I recently listened to a story on Maine Public Broadcasting Network about Frederick Douglass, the slave who fled to New York and persuaded President Lincoln to allow black troops to fight with the Union.

Now, there is a different kind of slavery – corporate slavery. Corporations laden with pollution enslave communities with half-truths, buy the silence of the sick and dump millions of pounds of toxic material into the atmosphere and rivers for profit, for shareholders who live far away. They press against environmental cleanup. They hire lawyers and get their employees elected to the Legislature in order to debunk the truth and play the game of, “If we have to clean up our mill, we will have to lay off workers.”

But they never have.

The most recent example of their debunking is their claim that the Androscoggin River never had a standard for dissolved oxygen and that their recent bill, L.D. 1899, is an improvement. That’s like passing a law that says it’s OK to eat 10 pounds of candy a day because now there is a standard.

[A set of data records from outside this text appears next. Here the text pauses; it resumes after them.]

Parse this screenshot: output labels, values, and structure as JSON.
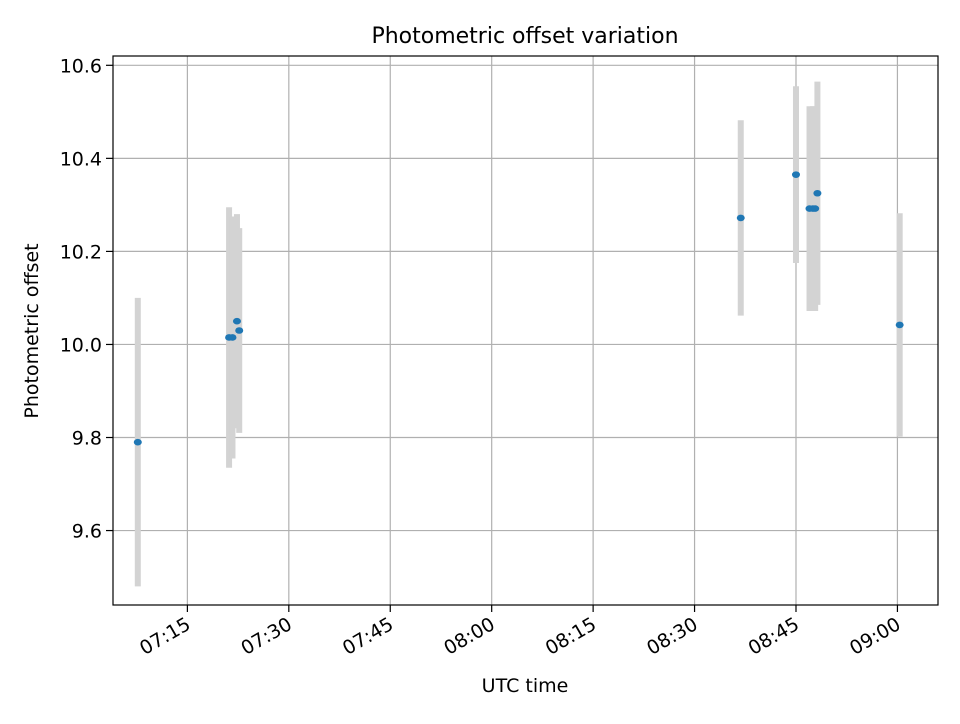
{
  "chart_data": {
    "type": "scatter",
    "title": "Photometric offset variation",
    "xlabel": "UTC time",
    "ylabel": "Photometric offset",
    "xlim": [
      "07:04",
      "09:06"
    ],
    "ylim": [
      9.44,
      10.62
    ],
    "x_ticks": [
      "07:15",
      "07:30",
      "07:45",
      "08:00",
      "08:15",
      "08:30",
      "08:45",
      "09:00"
    ],
    "y_ticks": [
      9.6,
      9.8,
      10.0,
      10.2,
      10.4,
      10.6
    ],
    "y_tick_labels": [
      "9.6",
      "9.8",
      "10.0",
      "10.2",
      "10.4",
      "10.6"
    ],
    "grid": true,
    "point_color": "#1f77b4",
    "errorbar_color": "#d3d3d3",
    "points": [
      {
        "x": "07:07:40",
        "y": 9.79,
        "yerr": 0.31
      },
      {
        "x": "07:21:10",
        "y": 10.015,
        "yerr": 0.28
      },
      {
        "x": "07:21:40",
        "y": 10.015,
        "yerr": 0.26
      },
      {
        "x": "07:22:20",
        "y": 10.05,
        "yerr": 0.23
      },
      {
        "x": "07:22:40",
        "y": 10.03,
        "yerr": 0.22
      },
      {
        "x": "08:36:50",
        "y": 10.272,
        "yerr": 0.21
      },
      {
        "x": "08:45:00",
        "y": 10.365,
        "yerr": 0.19
      },
      {
        "x": "08:47:00",
        "y": 10.292,
        "yerr": 0.22
      },
      {
        "x": "08:47:30",
        "y": 10.292,
        "yerr": 0.22
      },
      {
        "x": "08:47:50",
        "y": 10.292,
        "yerr": 0.22
      },
      {
        "x": "08:48:10",
        "y": 10.325,
        "yerr": 0.24
      },
      {
        "x": "09:00:20",
        "y": 10.042,
        "yerr": 0.24
      }
    ]
  }
}
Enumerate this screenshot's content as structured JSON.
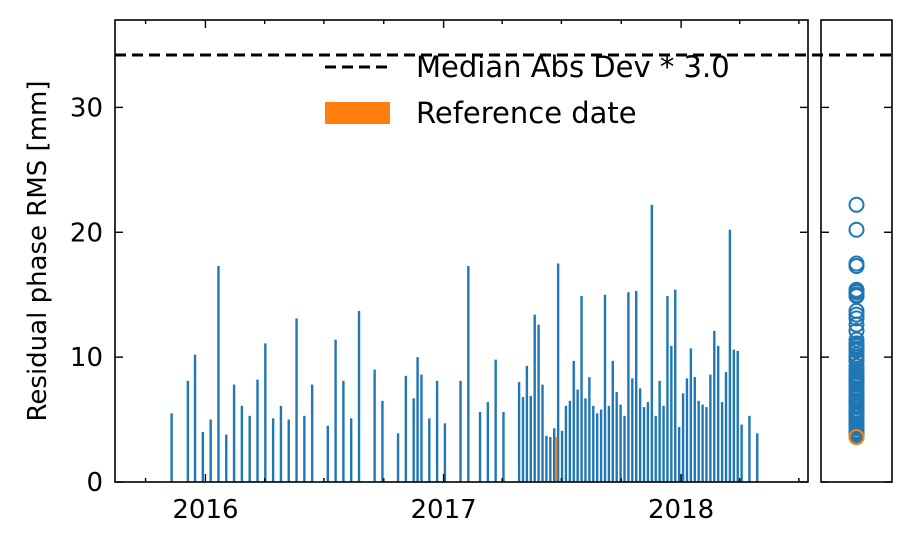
{
  "chart_data": [
    {
      "type": "bar",
      "ylabel": "Residual phase RMS [mm]",
      "xlabel": "",
      "x_tick_labels": [
        "2016",
        "2017",
        "2018"
      ],
      "x_tick_dates": [
        "2016-01-01",
        "2017-01-01",
        "2018-01-01"
      ],
      "y_ticks": [
        0,
        10,
        20,
        30
      ],
      "ylim": [
        0,
        37
      ],
      "xlim": [
        "2015-08-15",
        "2018-07-15"
      ],
      "grid": false,
      "legend_position": "top-right",
      "threshold": {
        "name": "Median Abs Dev * 3.0",
        "value": 34.2,
        "style": "dashed",
        "color": "#000000"
      },
      "reference": {
        "name": "Reference date",
        "date": "2017-06-23",
        "value": 3.6,
        "color": "#ff7f0e"
      },
      "bar_color": "#1f77b4",
      "dates": [
        "2015-11-10",
        "2015-12-05",
        "2015-12-16",
        "2015-12-28",
        "2016-01-09",
        "2016-01-21",
        "2016-02-02",
        "2016-02-14",
        "2016-02-26",
        "2016-03-09",
        "2016-03-21",
        "2016-04-02",
        "2016-04-14",
        "2016-04-26",
        "2016-05-08",
        "2016-05-20",
        "2016-06-01",
        "2016-06-13",
        "2016-07-07",
        "2016-07-19",
        "2016-07-31",
        "2016-08-12",
        "2016-08-24",
        "2016-09-17",
        "2016-09-29",
        "2016-10-23",
        "2016-11-04",
        "2016-11-16",
        "2016-11-22",
        "2016-11-28",
        "2016-12-10",
        "2016-12-22",
        "2017-01-03",
        "2017-01-27",
        "2017-02-08",
        "2017-02-26",
        "2017-03-10",
        "2017-03-22",
        "2017-04-03",
        "2017-04-27",
        "2017-05-03",
        "2017-05-09",
        "2017-05-15",
        "2017-05-21",
        "2017-05-27",
        "2017-06-02",
        "2017-06-08",
        "2017-06-14",
        "2017-06-20",
        "2017-06-26",
        "2017-07-02",
        "2017-07-08",
        "2017-07-14",
        "2017-07-20",
        "2017-07-26",
        "2017-08-01",
        "2017-08-07",
        "2017-08-13",
        "2017-08-19",
        "2017-08-25",
        "2017-08-31",
        "2017-09-06",
        "2017-09-12",
        "2017-09-18",
        "2017-09-24",
        "2017-09-30",
        "2017-10-06",
        "2017-10-12",
        "2017-10-18",
        "2017-10-24",
        "2017-10-30",
        "2017-11-05",
        "2017-11-11",
        "2017-11-17",
        "2017-11-23",
        "2017-11-29",
        "2017-12-05",
        "2017-12-11",
        "2017-12-17",
        "2017-12-23",
        "2017-12-29",
        "2018-01-04",
        "2018-01-10",
        "2018-01-16",
        "2018-01-22",
        "2018-01-28",
        "2018-02-03",
        "2018-02-09",
        "2018-02-15",
        "2018-02-21",
        "2018-02-27",
        "2018-03-05",
        "2018-03-11",
        "2018-03-17",
        "2018-03-23",
        "2018-03-29",
        "2018-04-04",
        "2018-04-16",
        "2018-04-28"
      ],
      "values": [
        5.5,
        8.1,
        10.2,
        4.0,
        5.0,
        17.3,
        3.8,
        7.8,
        6.1,
        5.3,
        8.2,
        11.1,
        5.1,
        6.1,
        5.0,
        13.1,
        5.3,
        7.8,
        4.5,
        11.4,
        8.1,
        5.1,
        13.7,
        9.0,
        6.5,
        3.9,
        8.5,
        6.7,
        10.0,
        8.6,
        5.1,
        8.1,
        4.7,
        8.1,
        17.3,
        5.6,
        6.4,
        9.8,
        5.6,
        8.0,
        6.8,
        9.3,
        6.9,
        13.4,
        12.6,
        7.8,
        3.7,
        3.6,
        4.3,
        17.5,
        4.1,
        6.1,
        6.5,
        9.7,
        7.4,
        14.9,
        6.7,
        8.4,
        6.1,
        5.5,
        5.8,
        15.0,
        6.1,
        9.7,
        7.2,
        6.2,
        5.3,
        15.2,
        8.3,
        15.3,
        7.5,
        6.0,
        6.4,
        22.2,
        5.3,
        8.1,
        6.1,
        14.9,
        10.9,
        15.4,
        4.4,
        7.1,
        8.3,
        10.7,
        8.4,
        6.5,
        6.2,
        6.0,
        8.6,
        12.1,
        10.9,
        6.4,
        8.8,
        20.2,
        10.6,
        10.5,
        4.6,
        5.3,
        3.9
      ]
    },
    {
      "type": "scatter",
      "xlabel": "",
      "ylabel": "",
      "ylim": [
        0,
        37
      ],
      "description_series": "distribution of residual phase RMS values",
      "threshold_value": 34.2,
      "marker": "open-circle",
      "color": "#1f77b4",
      "reference_color": "#ff7f0e",
      "reference_value": 3.6
    }
  ]
}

Nonsense, their standard has lowered the present attainability for dissolved oxygen in the Androscoggin and St. Croix rivers. That’s why they went to the Legislature in the first place. Manipulation can be so sweet – like sugar.

People who love the Androscoggin River should not be hoodwinked by mill fairy tales.

People should support Rep. Elaine Makas’ L.D. 99 to take back the Androscoggin.